Quentin Guérillo: L’orgue chambriste: Du salon à la salle de concert. Fauré: Romance voor cello en piano in A op. 69 (bew.); Widor: ‘Andante sostenuto’ uit Orgelsymfonie nr. 9 in c op. 70 (bew.); Dupré: Sonate voor cello en orgel in a op. 60; Roth: Fantasie voor fluit en orgel ‘Ain Karim’; Falcinelli: Kénose op. 68; Guillou: Intermezzo voor fluit en orgel; Campo: Les rouages du temps. Met Thibaut Reznicek (vc) en Khrystyna Sarksyan (fl). Initiale INL 07 (65’17”). 2019
De in 1993 in Mulhouse geboren organist Quentin Guérillo kwam op de aardige gedachte om een aantal werken voor zijn machtige Cavaillé Coll instrument in een van fantasie en originaliteit blijk gevend programma af te wisselen met composities van een wat kamermuzikaler karakter. Daarin passen de bewerking van Fauré’s Romance, de Sonate van Macel Dupré, de Fantasie van collega organist/componist Daniel Roth (1942), een collega organist/componist uit Mulhouse, Kénose van Rolande Falcinelli (1920 - 2006) en Les rouages du temps van Régis Campo (1968) heel goed.

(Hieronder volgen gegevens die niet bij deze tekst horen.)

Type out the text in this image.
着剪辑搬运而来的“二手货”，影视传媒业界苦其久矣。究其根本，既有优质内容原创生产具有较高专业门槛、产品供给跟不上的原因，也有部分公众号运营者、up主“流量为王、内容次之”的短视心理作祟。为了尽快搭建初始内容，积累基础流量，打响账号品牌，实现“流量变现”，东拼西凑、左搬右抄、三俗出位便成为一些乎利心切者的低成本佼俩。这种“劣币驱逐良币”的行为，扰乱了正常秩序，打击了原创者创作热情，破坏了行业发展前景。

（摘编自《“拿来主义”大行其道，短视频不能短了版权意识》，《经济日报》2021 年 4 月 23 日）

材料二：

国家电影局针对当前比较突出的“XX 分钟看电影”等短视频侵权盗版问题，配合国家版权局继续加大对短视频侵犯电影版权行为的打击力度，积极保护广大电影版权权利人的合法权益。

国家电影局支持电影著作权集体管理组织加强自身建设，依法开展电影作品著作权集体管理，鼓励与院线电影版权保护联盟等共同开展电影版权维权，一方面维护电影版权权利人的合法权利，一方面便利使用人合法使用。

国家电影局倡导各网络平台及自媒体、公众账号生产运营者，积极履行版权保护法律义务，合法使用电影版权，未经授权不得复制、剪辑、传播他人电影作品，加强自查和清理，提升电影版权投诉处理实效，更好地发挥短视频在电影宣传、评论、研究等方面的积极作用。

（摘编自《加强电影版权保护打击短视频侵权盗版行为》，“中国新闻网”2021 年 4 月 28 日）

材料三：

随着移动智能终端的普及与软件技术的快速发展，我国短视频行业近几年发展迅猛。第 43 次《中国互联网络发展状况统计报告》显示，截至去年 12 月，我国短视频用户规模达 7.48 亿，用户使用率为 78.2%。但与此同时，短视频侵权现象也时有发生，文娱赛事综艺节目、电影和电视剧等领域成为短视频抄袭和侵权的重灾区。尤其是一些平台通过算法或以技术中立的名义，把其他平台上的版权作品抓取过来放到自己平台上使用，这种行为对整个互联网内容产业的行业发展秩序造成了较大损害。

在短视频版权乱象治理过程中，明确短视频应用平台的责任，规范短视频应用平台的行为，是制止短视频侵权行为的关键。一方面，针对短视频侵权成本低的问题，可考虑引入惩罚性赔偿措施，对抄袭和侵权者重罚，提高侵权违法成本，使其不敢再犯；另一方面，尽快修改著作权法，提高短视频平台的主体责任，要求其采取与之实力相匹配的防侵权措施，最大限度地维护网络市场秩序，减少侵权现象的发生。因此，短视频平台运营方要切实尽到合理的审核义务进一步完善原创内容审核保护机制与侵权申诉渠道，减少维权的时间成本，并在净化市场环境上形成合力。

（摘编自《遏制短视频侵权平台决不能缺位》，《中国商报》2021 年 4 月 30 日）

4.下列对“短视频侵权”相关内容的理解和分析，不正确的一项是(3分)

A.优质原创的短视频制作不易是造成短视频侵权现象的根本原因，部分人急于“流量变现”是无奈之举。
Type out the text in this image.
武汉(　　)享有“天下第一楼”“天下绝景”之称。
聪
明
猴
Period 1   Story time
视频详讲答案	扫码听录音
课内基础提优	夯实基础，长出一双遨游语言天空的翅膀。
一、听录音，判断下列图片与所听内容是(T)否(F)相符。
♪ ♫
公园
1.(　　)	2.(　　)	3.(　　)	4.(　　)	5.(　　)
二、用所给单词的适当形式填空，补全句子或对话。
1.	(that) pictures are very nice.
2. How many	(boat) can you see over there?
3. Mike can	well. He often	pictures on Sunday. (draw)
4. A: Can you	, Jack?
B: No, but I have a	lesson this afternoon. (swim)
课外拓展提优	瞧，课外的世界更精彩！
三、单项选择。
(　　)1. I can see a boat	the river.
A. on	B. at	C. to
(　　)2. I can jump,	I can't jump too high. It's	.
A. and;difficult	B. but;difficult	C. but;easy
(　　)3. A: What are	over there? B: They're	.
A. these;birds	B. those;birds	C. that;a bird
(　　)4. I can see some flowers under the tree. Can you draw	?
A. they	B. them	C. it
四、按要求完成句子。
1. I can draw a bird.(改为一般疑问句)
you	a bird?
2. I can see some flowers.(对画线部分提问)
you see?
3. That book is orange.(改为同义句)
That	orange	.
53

Kort samengevat: met cellist Thibaut Reznicek en fluitiste Khrystyna Sarksyan ontstond zo een misschien niet al te voor de hand liggend, maar wel een gevarieerd en mooi programma dat tijdens het Festival d’orgue Roquevare werd opgenomen en een paar aardige verrassingen te bieden heeft.